Under these ideal conditions, the track began a summer-long 25th anniversary celebration of pari-mutuel racing’s debut in Minnesota.

At 7 p.m. there was plenty of room to socialize on the grandstand apron. Thirty minutes later a GPS was required to reach the winner’s circle after some races.

Twenty-five years ago Brooks Fields, then the president/CEO of Canterbury Downs, had a standard expression for Friday’s kind of good fortune.

“We were kissed by an angel,” recalled Randy Sampson, now the president/CEO of Canterbury Park.

The track will offer free admission throughout the summer as part of its marketing plan for the anniversary, which began under the most auspicious of circumstances on Friday.
Journeyman jockey Scott Stevens, who won three consecutive riding titles at Canterbury Downs starting in 1990, won the first race of the meet, for $5,000 claimers, on a six-year-old gelding, Arena Negra.

Who better than Stevens to get a historical season off and running.

“It’s always important to get off to a good start the first week,” Stevens said. “It takes the pressure off. Now…it’s all up hill from here.”

A $7,500 claimer, Sam Green, won the second race under Ry Eilkeberry, fresh off a commanding winter at Turf Paradise in Phoenix where his 150-plus wins were about 30 better than the rider who finished second.

“It’s good to get a win right away,” said Eikleberry, who was mentored in Phoenix a couple of years ago by Stevens. “Yeah, the old boss,” said Eilkeberry.

So, teacher and student claimed the first two races of an historic season. “It turned out just right,” Eilkeberry added.

Friday’s crowd sent the winner of the third race, Crypto Edition, off at 9-2, a real puzzle for three reasons. The horse was ridden by Derek Bell and trained by Mac Robertson, who have dominated the winner’s circle at Canterbury the last several seasons. Now add in the fact that this maiden was bred and owned by Bleu Valley Farm (Jeff and Debora Hilger) and the puzzle becomes even more confounding.

A donkey with those kind of connections shouldn’t be 9-2, it was suggested to Bell.
“What… this horse paid $11,! he responded.

Jeff Hilger later explained the story behind this four-year-old son of Cryptoclearance who had just broken his maiden.

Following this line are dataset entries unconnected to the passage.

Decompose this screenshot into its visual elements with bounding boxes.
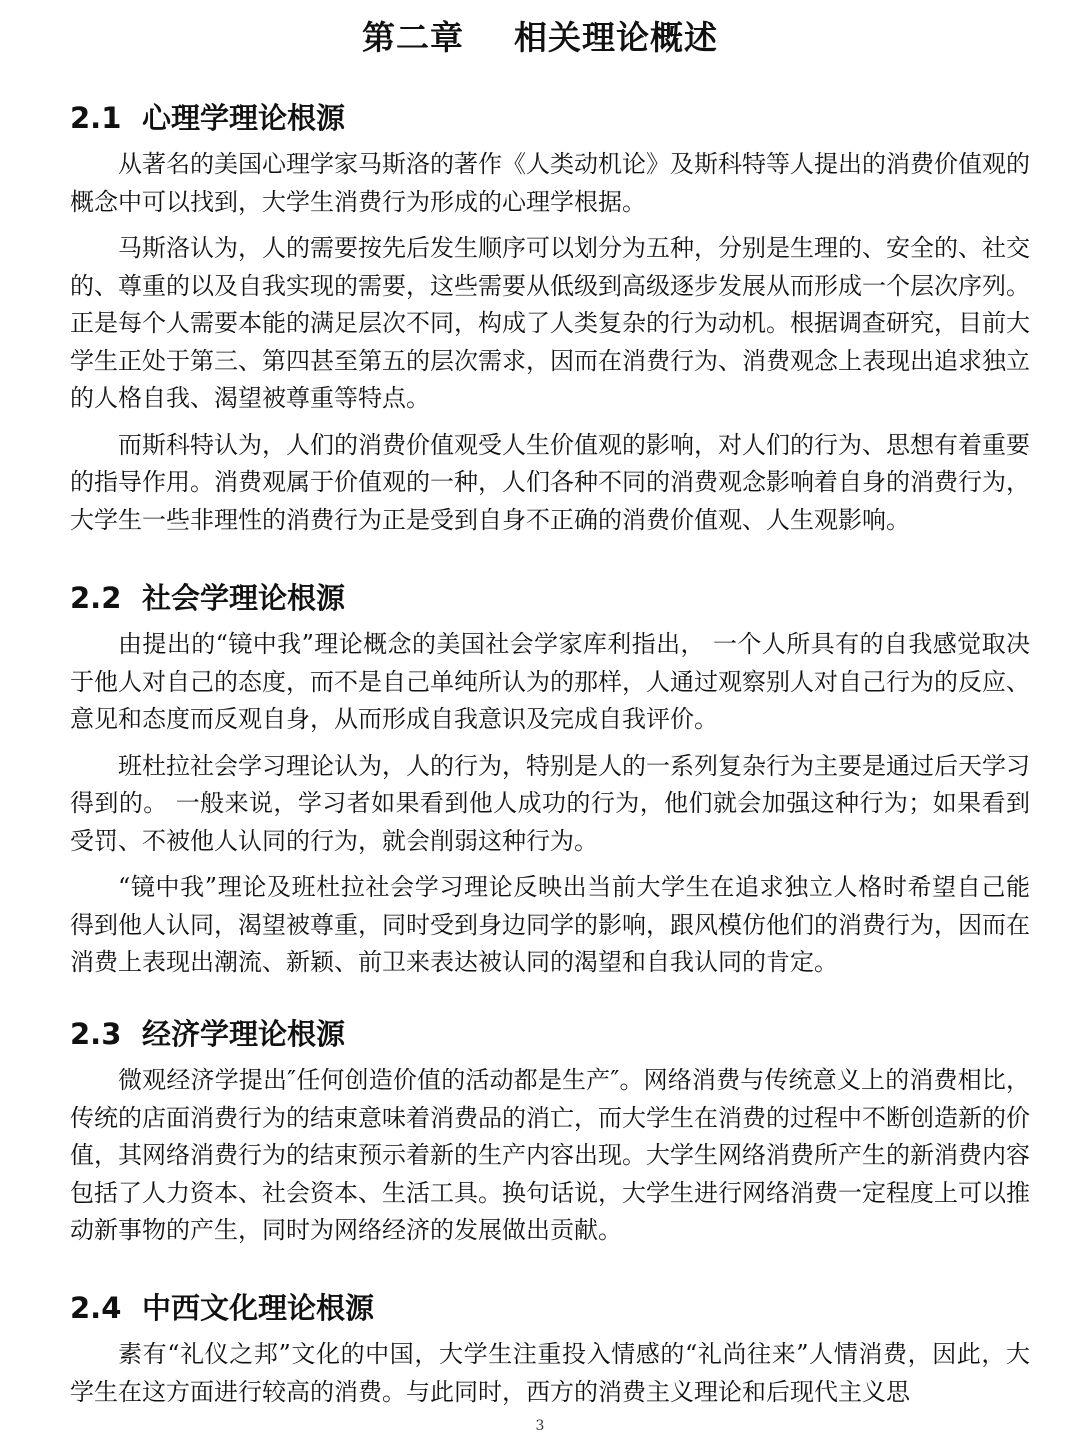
paragraph: 马斯洛认为，人的需要按先后发生顺序可以划分为五种，分别是生理的、安全的、社交的、尊重的以及自我实现的需要，这些需要从低级到高级逐步发展从而形成一个层次序列。正是每个人需要本能的满足层次不同，构成了人类复杂的行为动机。根据调查研究，目前大学生正处于第三、第四甚至第五的层次需求，因而在消费行为、消费观念上表现出追求独立的人格自我、渴望被尊重等特点。 (70, 234, 1030, 412)
section-2-1 (70, 96, 1030, 548)
section-number: 2.2 (70, 581, 122, 615)
section-title: 心理学理论根源 (142, 101, 346, 135)
paragraph: 班杜拉社会学习理论认为，人的行为，特别是人的一系列复杂行为主要是通过后天学习得到的。 一般来说，学习者如果看到他人成功的行为，他们就会加强这种行为；如果看到受罚、不被他人认同的行为，就会削弱这种行为。 (70, 751, 1030, 855)
section-heading (70, 576, 1030, 620)
paragraph: 微观经济学提出″任何创造价值的活动都是生产″。网络消费与传统意义上的消费相比，传统的店面消费行为的结束意味着消费品的消亡，而大学生在消费的过程中不断创造新的价值，其网络消费行为的结束预示着新的生产内容出现。大学生网络消费所产生的新消费内容包括了人力资本、社会资本、生活工具。换句话说，大学生进行网络消费一定程度上可以推动新事物的产生，同时为网络经济的发展做出贡献。 (70, 1066, 1030, 1244)
paragraph: 由提出的“镜中我”理论概念的美国社会学家库利指出， 一个人所具有的自我感觉取决于他人对自己的态度，而不是自己单纯所认为的那样，人通过观察别人对自己行为的反应、意见和态度而反观自身，从而形成自我意识及完成自我评价。 (70, 630, 1030, 733)
paragraph: 而斯科特认为，人们的消费价值观受人生价值观的影响，对人们的行为、思想有着重要的指导作用。消费观属于价值观的一种，人们各种不同的消费观念影响着自身的消费行为，大学生一些非理性的消费行为正是受到自身不正确的消费价值观、人生观影响。 (70, 430, 1030, 534)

“He’s a route horse. I’m really surprised to see him win at 5 ½ furlongs,” he said. “He’ll run big at a mile or mile and 1/8.”

But still a maiden at four?

“He shin-bucked last year,” Hilger said. “And I don’t run horses from this mare (Timeless Edition) at two. They are simply too big and need time.”
Stay tuned on this one.

Bell was back in the winner’s circle in race four on a Minnesota-bred maiden, Jost Van Dyke, trained by Robertson and owned by Barry and Joni Butzow. Jost Van Dyke left eight rivals wondering where he’d gone, winning by the length of a football field.

Dean Butler, Canterbury’s reigning riding champ, got his first win of the new season in the sixth aboard Regal Jo, a four-year-old fill running against $10,000 claimers.

Butler made it two in a row, riding Hidden Gold to an allowance win at 5 ½ furlongs.
Bell wound up the evening with this third win on the card, riding Alex’s Tomcat against $5,000 claimers at 5 ½ furlongs.